Once, when I received a big promotion, I excitedly called home to announce the news.
“Maybe now you can get yourself a husband,” she said over the phone. I buried my disappointment and went back to work.
By the time I did marry, it was for love. Secure financially, I was thankful once again that my life was diverging from the one my mother had endured, where marriage had been a means of escape, rather than a joyous union. Children soon followed, and again I was fortunate, this time choosing to retire and become a stay-at-home mom.
“You should have kept working,” my mother said.
I was speechless. Wasn’t this what she’d always expected of me? Or had she secretly harbored unvoiced pride in my independence? I didn’t have the courage to ask. But over the years, I’ve often wondered if her disdain at my transitioning to a life that more closely resembled her own was also mixed with resentment—I’d been able to make choices unavailable to her.
It seemed as if my mother and I would never understand each other.
I wish she were alive now to see the fruits of her labor and of that balabusta training. I wish she could see my recently discovered ease with cooking, cleaning, grocery shopping, and laundry. I wish she could see me cleaning my wood floors.
I’m on my hands and knees, like she taught me. In lieu of the wire brushes used on her linoleum, my tools are disinfectant spray, a sponge, and rags. I work slowly, meticulously, as she once did, removing mud-stains from shoes, spilled food, and dried grease. Before I apply Bona to give the hardwood a glowing sheen, I grab the trusty vacuum to suck up any crumbs let fall while cooking.
It’s as if removing the evidence left on the kitchen floor will alter our current reality. I move on to the cabinets and tell myself that of course, cleaning dried spaghetti sauce from white cabinets won’t make the pandemic subside, but I squirt Clorox anyway.
Maybe Mom felt this way too.
It’s taken our current health crisis and the shelter-at-home mandate for me to comprehend the degree to which my mother suffered, and to recognize the source of her obsession with cleaning. Powerless to erase the memories of her childhood upheaval and abandoned dreams, helpless in the face of illness, and stuck in an unhappy marriage, she seized control of what she could: the cleanliness of her home.
Now, desperate to maintain a precarious safety of my own, it’s as if I’ve stepped into her shadow. I’m walking in her footsteps.
I think she would have been shocked but also proud of my husband and me as we labored with steel wool and elbow grease, scraping the oven racks and burners clean. “You can always judge a house by the oven,” Mom would say, inspecting ours every time she visited us.
These days, instead of listening to Elton and Carole, I find solace in laundry, pulling unwieldy sheets from the dryer, enveloping myself in the soft cotton.
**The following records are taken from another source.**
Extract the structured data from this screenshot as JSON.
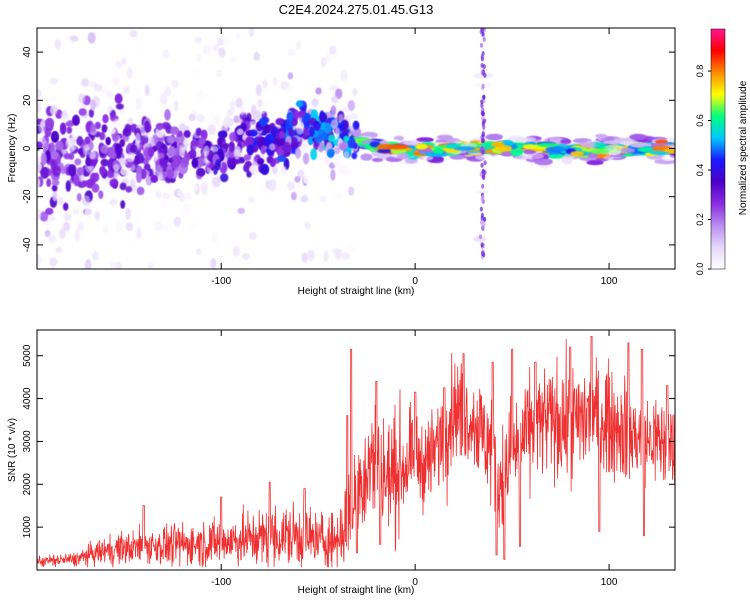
{
  "figure": {
    "title": "C2E4.2024.275.01.45.G13"
  },
  "colors": {
    "snr_line": "#f03030",
    "axis": "#000000",
    "background": "#ffffff",
    "colormap": [
      "#ffffff",
      "#e6d8fb",
      "#b98cf0",
      "#8a2be2",
      "#4b00c8",
      "#1a1aff",
      "#00c8ff",
      "#00ff80",
      "#ffff00",
      "#ff8c00",
      "#ff0000",
      "#ff1493"
    ]
  },
  "chart_data": [
    {
      "type": "heatmap",
      "title": "",
      "xlabel": "Height of straight line (km)",
      "ylabel": "Frequency (Hz)",
      "xlim": [
        -195,
        134
      ],
      "ylim": [
        -50,
        50
      ],
      "x_ticks": [
        -100,
        0,
        100
      ],
      "x_tick_labels": [
        "-100",
        "0",
        "100"
      ],
      "y_ticks": [
        -40,
        -20,
        0,
        20,
        40
      ],
      "y_tick_labels": [
        "-40",
        "-20",
        "0",
        "20",
        "40"
      ],
      "colorbar": {
        "label": "Normalized spectral amplitude",
        "range": [
          0,
          0.97
        ],
        "ticks": [
          0.0,
          0.2,
          0.4,
          0.6,
          0.8
        ],
        "tick_labels": [
          "0.0",
          "0.2",
          "0.4",
          "0.6",
          "0.8"
        ]
      },
      "ridge": {
        "x": [
          -170,
          -140,
          -120,
          -100,
          -80,
          -60,
          -50,
          -40,
          -30,
          -20,
          0,
          20,
          40,
          60,
          80,
          100,
          120,
          134
        ],
        "frequency": [
          -3,
          -3,
          -2,
          0,
          3,
          6,
          9,
          7,
          3,
          1,
          -1,
          0,
          0,
          0,
          -1,
          0,
          0,
          0
        ],
        "amplitude": [
          0.35,
          0.35,
          0.35,
          0.4,
          0.45,
          0.5,
          0.55,
          0.55,
          0.65,
          0.8,
          0.85,
          0.85,
          0.8,
          0.85,
          0.75,
          0.85,
          0.85,
          0.9
        ]
      }
    },
    {
      "type": "line",
      "title": "",
      "xlabel": "Height of straight line (km)",
      "ylabel": "SNR (10 * v/v)",
      "xlim": [
        -195,
        134
      ],
      "ylim": [
        0,
        5600
      ],
      "x_ticks": [
        -100,
        0,
        100
      ],
      "x_tick_labels": [
        "-100",
        "0",
        "100"
      ],
      "y_ticks": [
        1000,
        2000,
        3000,
        4000,
        5000
      ],
      "y_tick_labels": [
        "1000",
        "2000",
        "3000",
        "4000",
        "5000"
      ],
      "series": [
        {
          "name": "",
          "envelope_x": [
            -195,
            -175,
            -160,
            -140,
            -120,
            -100,
            -80,
            -60,
            -50,
            -40,
            -35,
            -30,
            -25,
            -20,
            -15,
            -10,
            0,
            5,
            10,
            15,
            20,
            30,
            40,
            45,
            50,
            60,
            70,
            80,
            90,
            100,
            110,
            120,
            134
          ],
          "center": [
            200,
            250,
            450,
            550,
            600,
            650,
            750,
            800,
            700,
            700,
            1100,
            1800,
            2400,
            2600,
            2100,
            2300,
            2600,
            2500,
            2700,
            3300,
            3800,
            3500,
            2800,
            2000,
            2700,
            3300,
            3500,
            3400,
            3600,
            3500,
            3200,
            3000,
            3000
          ],
          "spread": [
            120,
            150,
            300,
            400,
            450,
            500,
            600,
            700,
            600,
            700,
            900,
            1100,
            1200,
            1400,
            1300,
            1300,
            900,
            900,
            1000,
            1200,
            1100,
            1000,
            1300,
            1300,
            1200,
            1100,
            1200,
            1200,
            1200,
            1100,
            1100,
            1000,
            1000
          ],
          "peaks": [
            [
              -140,
              1500
            ],
            [
              -100,
              1700
            ],
            [
              -75,
              2050
            ],
            [
              -57,
              1900
            ],
            [
              -35,
              3600
            ],
            [
              -33,
              5150
            ],
            [
              -20,
              4400
            ],
            [
              0,
              4150
            ],
            [
              15,
              4250
            ],
            [
              25,
              5050
            ],
            [
              40,
              4850
            ],
            [
              50,
              5150
            ],
            [
              62,
              4850
            ],
            [
              80,
              5200
            ],
            [
              91,
              5450
            ],
            [
              110,
              5300
            ],
            [
              117,
              5150
            ],
            [
              130,
              4300
            ]
          ],
          "troughs": [
            [
              -30,
              400
            ],
            [
              -18,
              600
            ],
            [
              42,
              350
            ],
            [
              46,
              250
            ],
            [
              54,
              550
            ],
            [
              95,
              900
            ],
            [
              118,
              800
            ]
          ]
        }
      ]
    }
  ]
}
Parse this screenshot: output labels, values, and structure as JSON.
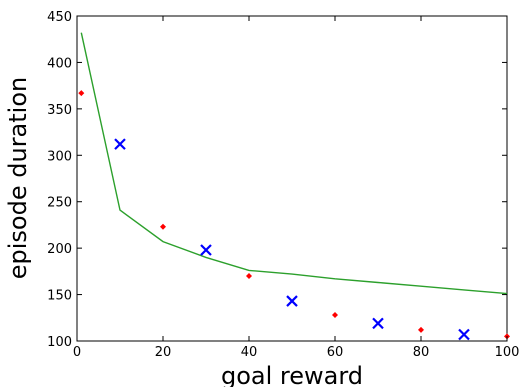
{
  "chart_data": {
    "type": "scatter",
    "title": "",
    "xlabel": "goal reward",
    "ylabel": "episode duration",
    "xlim": [
      0,
      100
    ],
    "ylim": [
      100,
      450
    ],
    "x_ticks": [
      0,
      20,
      40,
      60,
      80,
      100
    ],
    "y_ticks": [
      100,
      150,
      200,
      250,
      300,
      350,
      400,
      450
    ],
    "x_tick_labels": [
      "0",
      "20",
      "40",
      "60",
      "80",
      "100"
    ],
    "y_tick_labels": [
      "100",
      "150",
      "200",
      "250",
      "300",
      "350",
      "400",
      "450"
    ],
    "grid": false,
    "legend": "none",
    "series": [
      {
        "type": "line",
        "color": "#2ca02c",
        "x": [
          1,
          10,
          20,
          30,
          40,
          50,
          60,
          70,
          80,
          90,
          100
        ],
        "y": [
          432,
          241,
          207,
          190,
          176,
          172,
          167,
          163,
          159,
          155,
          151
        ]
      },
      {
        "type": "scatter",
        "marker": "diamond",
        "color": "#ff0000",
        "x": [
          1,
          20,
          40,
          60,
          80,
          100
        ],
        "y": [
          367,
          223,
          170,
          128,
          112,
          105
        ]
      },
      {
        "type": "scatter",
        "marker": "x",
        "color": "#0000ff",
        "x": [
          10,
          30,
          50,
          70,
          90
        ],
        "y": [
          312,
          198,
          143,
          119,
          107
        ]
      }
    ]
  }
}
Mom would marvel at my newfound patience as I slip one end of the elasticized fitted sheet into another, thankful to momentarily forget about the crisis.
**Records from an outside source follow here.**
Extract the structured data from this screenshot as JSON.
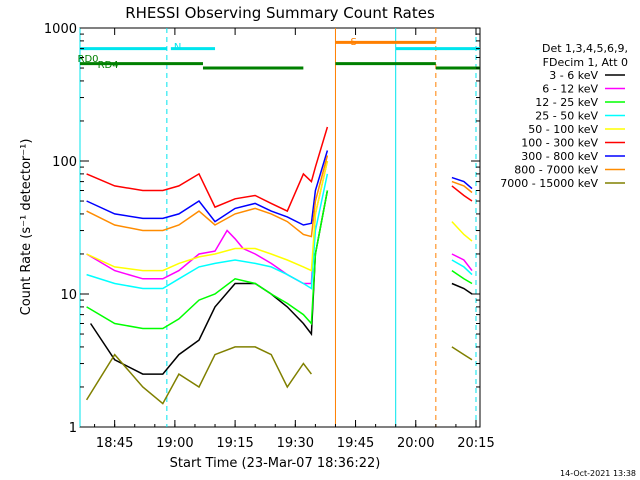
{
  "chart_data": {
    "type": "line",
    "title": "RHESSI Observing Summary Count Rates",
    "xlabel": "Start Time (23-Mar-07 18:36:22)",
    "ylabel": "Count Rate (s⁻¹ detector⁻¹)",
    "yscale": "log",
    "ylim": [
      1,
      1000
    ],
    "xlim": [
      "18:36:22",
      "20:16:00"
    ],
    "x_ticks": [
      "18:45",
      "19:00",
      "19:15",
      "19:30",
      "19:45",
      "20:00",
      "20:15"
    ],
    "y_ticks": [
      "1",
      "10",
      "100",
      "1000"
    ],
    "legend_header": [
      "Det 1,3,4,5,6,9,",
      "FDecim 1, Att 0"
    ],
    "legend_position": "right",
    "timestamp": "14-Oct-2021 13:38",
    "series": [
      {
        "name": "3 - 6 keV",
        "color": "#000000",
        "x": [
          "18:39",
          "18:45",
          "18:52",
          "18:57",
          "19:01",
          "19:06",
          "19:10",
          "19:15",
          "19:20",
          "19:24",
          "19:28",
          "19:32",
          "19:34",
          "19:35",
          "19:38"
        ],
        "values": [
          6,
          3.2,
          2.5,
          2.5,
          3.5,
          4.5,
          8,
          12,
          12,
          10,
          8,
          6,
          5,
          20,
          60
        ],
        "x2": [
          "20:09",
          "20:12",
          "20:14"
        ],
        "values2": [
          12,
          11,
          10
        ]
      },
      {
        "name": "6 - 12 keV",
        "color": "#ff00ff",
        "x": [
          "18:38",
          "18:45",
          "18:52",
          "18:57",
          "19:01",
          "19:06",
          "19:10",
          "19:13",
          "19:15",
          "19:17",
          "19:20",
          "19:24",
          "19:28",
          "19:32",
          "19:34",
          "19:35",
          "19:38"
        ],
        "values": [
          20,
          15,
          13,
          13,
          15,
          20,
          21,
          30,
          26,
          22,
          20,
          17,
          14,
          12,
          12,
          40,
          100
        ],
        "x2": [
          "20:09",
          "20:12",
          "20:14"
        ],
        "values2": [
          20,
          18,
          15
        ]
      },
      {
        "name": "12 - 25 keV",
        "color": "#00ff00",
        "x": [
          "18:38",
          "18:45",
          "18:52",
          "18:57",
          "19:01",
          "19:06",
          "19:10",
          "19:15",
          "19:20",
          "19:24",
          "19:28",
          "19:32",
          "19:34",
          "19:35",
          "19:38"
        ],
        "values": [
          8,
          6,
          5.5,
          5.5,
          6.5,
          9,
          10,
          13,
          12,
          10,
          8.5,
          7,
          6,
          20,
          60
        ],
        "x2": [
          "20:09",
          "20:12",
          "20:14"
        ],
        "values2": [
          15,
          13,
          12
        ]
      },
      {
        "name": "25 - 50 keV",
        "color": "#00ffff",
        "x": [
          "18:38",
          "18:45",
          "18:52",
          "18:57",
          "19:01",
          "19:06",
          "19:10",
          "19:15",
          "19:20",
          "19:24",
          "19:28",
          "19:32",
          "19:34",
          "19:35",
          "19:38"
        ],
        "values": [
          14,
          12,
          11,
          11,
          13,
          16,
          17,
          18,
          17,
          16,
          14,
          12,
          11,
          30,
          80
        ],
        "x2": [
          "20:09",
          "20:12",
          "20:14"
        ],
        "values2": [
          18,
          16,
          14
        ]
      },
      {
        "name": "50 - 100 keV",
        "color": "#ffff00",
        "x": [
          "18:38",
          "18:45",
          "18:52",
          "18:57",
          "19:01",
          "19:06",
          "19:10",
          "19:15",
          "19:20",
          "19:24",
          "19:28",
          "19:32",
          "19:34",
          "19:35",
          "19:38"
        ],
        "values": [
          20,
          16,
          15,
          15,
          17,
          19,
          20,
          22,
          22,
          20,
          18,
          16,
          15,
          40,
          100
        ],
        "x2": [
          "20:09",
          "20:12",
          "20:14"
        ],
        "values2": [
          35,
          28,
          25
        ]
      },
      {
        "name": "100 - 300 keV",
        "color": "#ff0000",
        "x": [
          "18:38",
          "18:45",
          "18:52",
          "18:57",
          "19:01",
          "19:06",
          "19:10",
          "19:15",
          "19:20",
          "19:24",
          "19:28",
          "19:32",
          "19:34",
          "19:35",
          "19:38"
        ],
        "values": [
          80,
          65,
          60,
          60,
          65,
          80,
          45,
          52,
          55,
          48,
          42,
          80,
          70,
          90,
          180
        ],
        "x2": [
          "20:09",
          "20:12",
          "20:14"
        ],
        "values2": [
          65,
          55,
          50
        ]
      },
      {
        "name": "300 - 800 keV",
        "color": "#0000ff",
        "x": [
          "18:38",
          "18:45",
          "18:52",
          "18:57",
          "19:01",
          "19:06",
          "19:10",
          "19:15",
          "19:20",
          "19:24",
          "19:28",
          "19:32",
          "19:34",
          "19:35",
          "19:38"
        ],
        "values": [
          50,
          40,
          37,
          37,
          40,
          50,
          35,
          44,
          48,
          42,
          38,
          33,
          34,
          60,
          120
        ],
        "x2": [
          "20:09",
          "20:12",
          "20:14"
        ],
        "values2": [
          75,
          70,
          62
        ]
      },
      {
        "name": "800 - 7000 keV",
        "color": "#ff8c00",
        "x": [
          "18:38",
          "18:45",
          "18:52",
          "18:57",
          "19:01",
          "19:06",
          "19:10",
          "19:15",
          "19:20",
          "19:24",
          "19:28",
          "19:32",
          "19:34",
          "19:35",
          "19:38"
        ],
        "values": [
          42,
          33,
          30,
          30,
          33,
          42,
          33,
          40,
          44,
          40,
          35,
          28,
          27,
          50,
          110
        ],
        "x2": [
          "20:09",
          "20:12",
          "20:14"
        ],
        "values2": [
          70,
          65,
          58
        ]
      },
      {
        "name": "7000 - 15000 keV",
        "color": "#808000",
        "x": [
          "18:38",
          "18:45",
          "18:52",
          "18:57",
          "19:01",
          "19:06",
          "19:10",
          "19:15",
          "19:20",
          "19:24",
          "19:28",
          "19:32",
          "19:34"
        ],
        "values": [
          1.6,
          3.5,
          2,
          1.5,
          2.5,
          2,
          3.5,
          4,
          4,
          3.5,
          2,
          3,
          2.5
        ],
        "x2": [
          "20:09",
          "20:12",
          "20:14"
        ],
        "values2": [
          4,
          3.5,
          3.2
        ]
      }
    ],
    "annotations": [
      {
        "text": "N",
        "color": "#00e5ee",
        "x": "18:59"
      },
      {
        "text": "S",
        "color": "#ff7f00",
        "x": "19:43"
      },
      {
        "text": "RD0",
        "color": "#008000",
        "x": "18:35"
      },
      {
        "text": "RD4",
        "color": "#008000",
        "x": "18:40"
      }
    ],
    "state_bars": [
      {
        "name": "N",
        "color": "#00e5ee",
        "value": 700,
        "segments": [
          [
            "18:36:22",
            "18:58"
          ],
          [
            "18:59",
            "19:10"
          ],
          [
            "19:55",
            "20:16"
          ]
        ]
      },
      {
        "name": "S",
        "color": "#ff7f00",
        "value": 780,
        "segments": [
          [
            "19:40",
            "20:05"
          ]
        ]
      },
      {
        "name": "RD",
        "color": "#008000",
        "value": 540,
        "segments": [
          [
            "18:36:22",
            "19:07"
          ],
          [
            "19:40",
            "20:05"
          ]
        ]
      },
      {
        "name": "RD",
        "color": "#008000",
        "value": 500,
        "segments": [
          [
            "19:07",
            "19:32"
          ],
          [
            "20:05",
            "20:16"
          ]
        ]
      }
    ],
    "vlines": [
      {
        "x": "18:36:22",
        "color": "#00e5ee",
        "style": "solid"
      },
      {
        "x": "18:58",
        "color": "#00e5ee",
        "style": "dashed"
      },
      {
        "x": "19:40",
        "color": "#ff7f00",
        "style": "solid"
      },
      {
        "x": "19:55",
        "color": "#00e5ee",
        "style": "solid"
      },
      {
        "x": "20:05",
        "color": "#ff7f00",
        "style": "dashed"
      },
      {
        "x": "20:15",
        "color": "#00e5ee",
        "style": "dashed"
      }
    ]
  }
}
I focus on the rings around the toilet, the tub, and the grime accumulated in the grout of the shower floor. Polishing the tiles has given me a satisfaction I haven’t felt since holding the deed of my first house. I leap at the chance to clean another cabinet, and even scrape the crevice next to the stovetop where itty-bitty crumbs have collected. Who knew a toothpick had so many uses?
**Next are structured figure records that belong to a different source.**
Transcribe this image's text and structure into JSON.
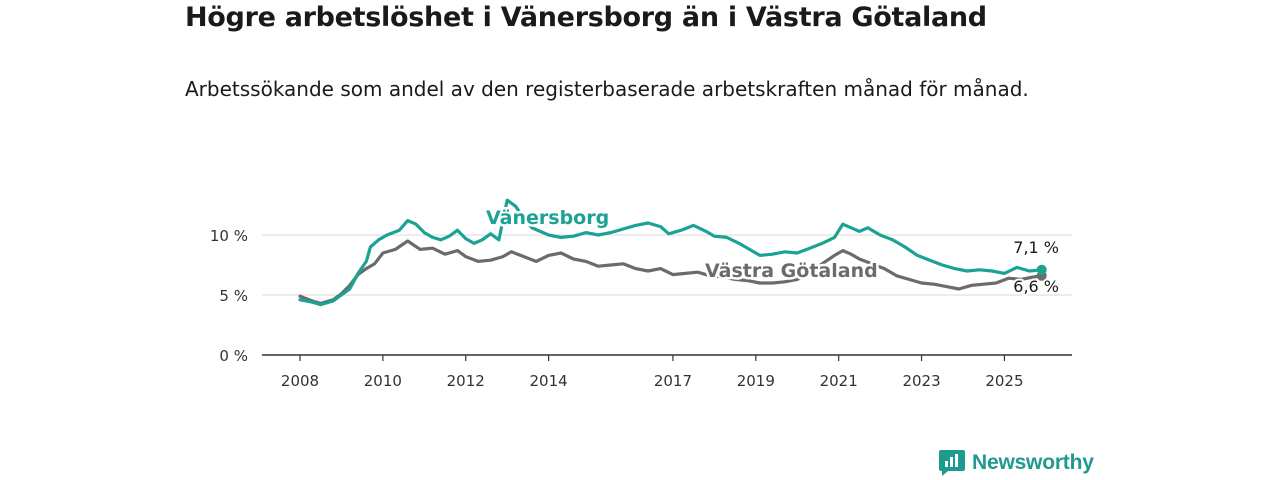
{
  "header": {
    "title": "Högre arbetslöshet i Vänersborg än i Västra Götaland",
    "subtitle": "Arbetssökande som andel av den registerbaserade arbetskraften månad för månad."
  },
  "brand": {
    "name": "Newsworthy",
    "color": "#1f9a8e",
    "icon": "newsworthy-logo-icon"
  },
  "chart_data": {
    "type": "line",
    "xlim": [
      2008,
      2026.1
    ],
    "ylim": [
      0,
      12.5
    ],
    "x_ticks": [
      {
        "value": 2008,
        "label": "2008"
      },
      {
        "value": 2010,
        "label": "2010"
      },
      {
        "value": 2012,
        "label": "2012"
      },
      {
        "value": 2014,
        "label": "2014"
      },
      {
        "value": 2017,
        "label": "2017"
      },
      {
        "value": 2019,
        "label": "2019"
      },
      {
        "value": 2021,
        "label": "2021"
      },
      {
        "value": 2023,
        "label": "2023"
      },
      {
        "value": 2025,
        "label": "2025"
      }
    ],
    "y_ticks": [
      {
        "value": 0,
        "label": "0 %"
      },
      {
        "value": 5,
        "label": "5 %"
      },
      {
        "value": 10,
        "label": "10 %"
      }
    ],
    "grid": true,
    "series": [
      {
        "name": "Vänersborg",
        "color": "#1aa394",
        "end_label": "7,1 %",
        "points": [
          [
            2008.0,
            4.6
          ],
          [
            2008.3,
            4.4
          ],
          [
            2008.5,
            4.2
          ],
          [
            2008.8,
            4.5
          ],
          [
            2009.0,
            5.0
          ],
          [
            2009.2,
            5.5
          ],
          [
            2009.4,
            6.8
          ],
          [
            2009.6,
            7.8
          ],
          [
            2009.7,
            9.0
          ],
          [
            2009.9,
            9.6
          ],
          [
            2010.1,
            10.0
          ],
          [
            2010.4,
            10.4
          ],
          [
            2010.6,
            11.2
          ],
          [
            2010.8,
            10.9
          ],
          [
            2011.0,
            10.2
          ],
          [
            2011.2,
            9.8
          ],
          [
            2011.4,
            9.6
          ],
          [
            2011.6,
            9.9
          ],
          [
            2011.8,
            10.4
          ],
          [
            2012.0,
            9.7
          ],
          [
            2012.2,
            9.3
          ],
          [
            2012.4,
            9.6
          ],
          [
            2012.6,
            10.1
          ],
          [
            2012.8,
            9.6
          ],
          [
            2013.0,
            12.9
          ],
          [
            2013.2,
            12.4
          ],
          [
            2013.4,
            11.4
          ],
          [
            2013.6,
            10.6
          ],
          [
            2013.8,
            10.3
          ],
          [
            2014.0,
            10.0
          ],
          [
            2014.3,
            9.8
          ],
          [
            2014.6,
            9.9
          ],
          [
            2014.9,
            10.2
          ],
          [
            2015.2,
            10.0
          ],
          [
            2015.5,
            10.2
          ],
          [
            2015.8,
            10.5
          ],
          [
            2016.1,
            10.8
          ],
          [
            2016.4,
            11.0
          ],
          [
            2016.7,
            10.7
          ],
          [
            2016.9,
            10.1
          ],
          [
            2017.2,
            10.4
          ],
          [
            2017.5,
            10.8
          ],
          [
            2017.8,
            10.3
          ],
          [
            2018.0,
            9.9
          ],
          [
            2018.3,
            9.8
          ],
          [
            2018.6,
            9.3
          ],
          [
            2018.9,
            8.7
          ],
          [
            2019.1,
            8.3
          ],
          [
            2019.4,
            8.4
          ],
          [
            2019.7,
            8.6
          ],
          [
            2020.0,
            8.5
          ],
          [
            2020.3,
            8.9
          ],
          [
            2020.6,
            9.3
          ],
          [
            2020.9,
            9.8
          ],
          [
            2021.1,
            10.9
          ],
          [
            2021.3,
            10.6
          ],
          [
            2021.5,
            10.3
          ],
          [
            2021.7,
            10.6
          ],
          [
            2022.0,
            10.0
          ],
          [
            2022.3,
            9.6
          ],
          [
            2022.6,
            9.0
          ],
          [
            2022.9,
            8.3
          ],
          [
            2023.2,
            7.9
          ],
          [
            2023.5,
            7.5
          ],
          [
            2023.8,
            7.2
          ],
          [
            2024.1,
            7.0
          ],
          [
            2024.4,
            7.1
          ],
          [
            2024.7,
            7.0
          ],
          [
            2025.0,
            6.8
          ],
          [
            2025.3,
            7.3
          ],
          [
            2025.6,
            7.0
          ],
          [
            2025.9,
            7.1
          ]
        ]
      },
      {
        "name": "Västra Götaland",
        "color": "#6b6b6b",
        "end_label": "6,6 %",
        "points": [
          [
            2008.0,
            4.9
          ],
          [
            2008.3,
            4.5
          ],
          [
            2008.5,
            4.3
          ],
          [
            2008.8,
            4.6
          ],
          [
            2009.0,
            5.1
          ],
          [
            2009.2,
            5.8
          ],
          [
            2009.4,
            6.7
          ],
          [
            2009.6,
            7.2
          ],
          [
            2009.8,
            7.6
          ],
          [
            2010.0,
            8.5
          ],
          [
            2010.3,
            8.8
          ],
          [
            2010.6,
            9.5
          ],
          [
            2010.9,
            8.8
          ],
          [
            2011.2,
            8.9
          ],
          [
            2011.5,
            8.4
          ],
          [
            2011.8,
            8.7
          ],
          [
            2012.0,
            8.2
          ],
          [
            2012.3,
            7.8
          ],
          [
            2012.6,
            7.9
          ],
          [
            2012.9,
            8.2
          ],
          [
            2013.1,
            8.6
          ],
          [
            2013.4,
            8.2
          ],
          [
            2013.7,
            7.8
          ],
          [
            2014.0,
            8.3
          ],
          [
            2014.3,
            8.5
          ],
          [
            2014.6,
            8.0
          ],
          [
            2014.9,
            7.8
          ],
          [
            2015.2,
            7.4
          ],
          [
            2015.5,
            7.5
          ],
          [
            2015.8,
            7.6
          ],
          [
            2016.1,
            7.2
          ],
          [
            2016.4,
            7.0
          ],
          [
            2016.7,
            7.2
          ],
          [
            2017.0,
            6.7
          ],
          [
            2017.3,
            6.8
          ],
          [
            2017.6,
            6.9
          ],
          [
            2017.9,
            6.6
          ],
          [
            2018.2,
            6.5
          ],
          [
            2018.5,
            6.3
          ],
          [
            2018.8,
            6.2
          ],
          [
            2019.1,
            6.0
          ],
          [
            2019.4,
            6.0
          ],
          [
            2019.7,
            6.1
          ],
          [
            2020.0,
            6.3
          ],
          [
            2020.3,
            6.8
          ],
          [
            2020.6,
            7.6
          ],
          [
            2020.9,
            8.3
          ],
          [
            2021.1,
            8.7
          ],
          [
            2021.3,
            8.4
          ],
          [
            2021.5,
            8.0
          ],
          [
            2021.8,
            7.6
          ],
          [
            2022.1,
            7.2
          ],
          [
            2022.4,
            6.6
          ],
          [
            2022.7,
            6.3
          ],
          [
            2023.0,
            6.0
          ],
          [
            2023.3,
            5.9
          ],
          [
            2023.6,
            5.7
          ],
          [
            2023.9,
            5.5
          ],
          [
            2024.2,
            5.8
          ],
          [
            2024.5,
            5.9
          ],
          [
            2024.8,
            6.0
          ],
          [
            2025.1,
            6.4
          ],
          [
            2025.4,
            6.3
          ],
          [
            2025.7,
            6.5
          ],
          [
            2025.9,
            6.6
          ]
        ]
      }
    ]
  }
}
Standing in my freshly scoured kitchen, I see my mother standing in her own, admiring the spotless floor, her hands busy massaging her lower back. It must have ached. Yet her face was proud, and she smiled. Mostly to herself. I wish I could have understood that then.
For now, I’m trying. When I get my kitchen as clean as my mother’s, I’ll stand back too, my hands on my lower back, and smile.